Разорение Селиму вообще-то не грозит. Сотни квадратных метров этой пещеры заняты коврами, кальянами, вазами, старинной резной мебелью иранской тонкой работы, инкрустированной пластинками перламутра и слоновой кости; мраморными фрагментами с раскопок, крылатыми ангелами, золотыми и серебряными распятиями, печатками, кольцами, браслетами, древними монетами и всевозможными сокровищами земли и ее недр, особенно — недр, так как по большей части товар ему поставляют опытные и изощренные в своем мастерстве грабители древних могил… Ежеминутно в лавку заходят очередные покупатели, делают шаг другой в это зачарованное пространство, спускаются на три ступени вниз или поднимаются на пять ступеней вверх и — пропадают часа на полтора… По магазину снуют юноши-продавцы, мужские ипостаси райских гурий, призванные не дать уйти без покупки заблудившемуся в пещере…

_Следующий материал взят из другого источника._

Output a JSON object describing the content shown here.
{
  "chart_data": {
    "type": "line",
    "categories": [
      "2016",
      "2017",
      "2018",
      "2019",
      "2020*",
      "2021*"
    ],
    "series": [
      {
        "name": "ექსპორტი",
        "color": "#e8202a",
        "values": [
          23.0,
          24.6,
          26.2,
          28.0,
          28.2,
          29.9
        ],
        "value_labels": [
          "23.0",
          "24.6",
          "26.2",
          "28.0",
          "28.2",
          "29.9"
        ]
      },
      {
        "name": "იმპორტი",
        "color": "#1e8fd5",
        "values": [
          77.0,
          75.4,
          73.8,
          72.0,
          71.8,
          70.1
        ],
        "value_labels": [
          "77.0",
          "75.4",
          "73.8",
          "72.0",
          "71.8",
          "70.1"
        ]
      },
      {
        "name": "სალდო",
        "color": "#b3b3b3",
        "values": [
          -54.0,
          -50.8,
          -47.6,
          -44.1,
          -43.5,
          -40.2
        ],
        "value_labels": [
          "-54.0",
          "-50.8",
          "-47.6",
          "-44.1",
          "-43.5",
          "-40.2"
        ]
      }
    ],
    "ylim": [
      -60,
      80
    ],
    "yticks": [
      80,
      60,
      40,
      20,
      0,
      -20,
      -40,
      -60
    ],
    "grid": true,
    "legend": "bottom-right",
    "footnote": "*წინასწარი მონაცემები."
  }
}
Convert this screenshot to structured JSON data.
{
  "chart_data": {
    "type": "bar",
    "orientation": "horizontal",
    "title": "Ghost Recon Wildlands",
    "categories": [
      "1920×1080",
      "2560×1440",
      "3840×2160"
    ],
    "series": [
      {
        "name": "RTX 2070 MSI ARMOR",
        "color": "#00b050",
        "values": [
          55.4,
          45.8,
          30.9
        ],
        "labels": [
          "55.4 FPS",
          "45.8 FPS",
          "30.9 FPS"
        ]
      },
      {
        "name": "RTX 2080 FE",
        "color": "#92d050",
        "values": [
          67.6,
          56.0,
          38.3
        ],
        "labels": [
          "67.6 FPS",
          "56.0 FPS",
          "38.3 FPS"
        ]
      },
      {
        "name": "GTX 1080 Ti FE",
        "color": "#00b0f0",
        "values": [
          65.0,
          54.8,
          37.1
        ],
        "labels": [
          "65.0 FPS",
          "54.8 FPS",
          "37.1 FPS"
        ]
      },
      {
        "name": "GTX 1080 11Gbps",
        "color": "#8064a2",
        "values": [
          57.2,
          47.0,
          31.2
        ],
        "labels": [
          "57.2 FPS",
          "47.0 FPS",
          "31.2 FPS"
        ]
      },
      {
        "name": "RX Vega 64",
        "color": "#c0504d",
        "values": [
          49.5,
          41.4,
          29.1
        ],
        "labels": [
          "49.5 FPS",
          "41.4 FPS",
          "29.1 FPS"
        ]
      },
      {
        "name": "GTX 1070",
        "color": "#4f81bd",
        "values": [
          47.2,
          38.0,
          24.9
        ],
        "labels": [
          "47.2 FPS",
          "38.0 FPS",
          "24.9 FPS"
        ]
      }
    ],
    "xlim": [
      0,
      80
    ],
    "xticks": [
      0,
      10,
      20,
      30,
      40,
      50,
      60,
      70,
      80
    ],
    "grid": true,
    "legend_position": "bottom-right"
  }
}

Нами же — из уважения — занимается сам хозяин, которого связывает с Мариной многолетнее знакомство…
Нам приносят кофе, о котором не мог бы сказать худого слова ни один ценитель этого напитка ни в одном уголке земного шара. Мои друзья интересуются по-русски — что будет стоить это гостеприимство, я отвечаю им — ничего. Это — Восток. Сидите, пейте, забудьте на пять минут о своей Америке и следите за нашими руками…
А наши с Селимом руки действительно говорят сейчас более выразительно и откровенно, чем наши голоса. За всем этим танцем обольщения покупателя он как бы забывает назвать настоящую цену… А я не тороплю события. Я хвалю кофе, мы перебрасываемся несколькими фразами о ситуации с туризмом в этом году… Руки взлетают почти симметрично, его ладони свободны, движения их плавны, они словно подгребают к себе воду, по которой плывет выгода; мои ладони прикрыты, попеременно заняты чашкой кофе, и — отгоняя мух, — отгребают от себя притязания…
— К сожалению, — наконец замечает он сокрушенно, — тот поставщик, сириец, который добывал мне товар, в прошлом месяце умер… Больше таких вазочек у меня не будет.
Я цокаю языком, качаю головой и выразительно смотрю на часы, приподнимаясь из кресла.
— Ладно, давай совершим сделку! — восклицает хозяин. — Триста сорок пять долларов будет достойной ценой этой редчайшей вещи!
Я согласно киваю…
— Пятьдесят пять долларов, — говорю я негромко, — будет достойной ценой этой безделице. Для цветов она мала, для зубочисток — велика. Так, вазочка для двух карандашей.
Он фыркает, воздевает руки, откидывается в кресле, взывает к сочувствию моих, ни бельмеса не смыслящих в иврите, американцев…
Тут мои приятели начинают выяснять — что происходит и о чем мы так увлеченно говорим с хозяином лавки на иврите? Выяснив суть вопроса, они бормочут, что я веду себя неприлично. Они шокированы. За эти двадцать минут они успели уже кротко и бесхитростно купить себе по браслету, или по шкатулке, или еще какую-нибудь туристическую дребедень, которую изготовляют не на Малой Арнаутской, но тут, за углом, все на той же Виа Долороза…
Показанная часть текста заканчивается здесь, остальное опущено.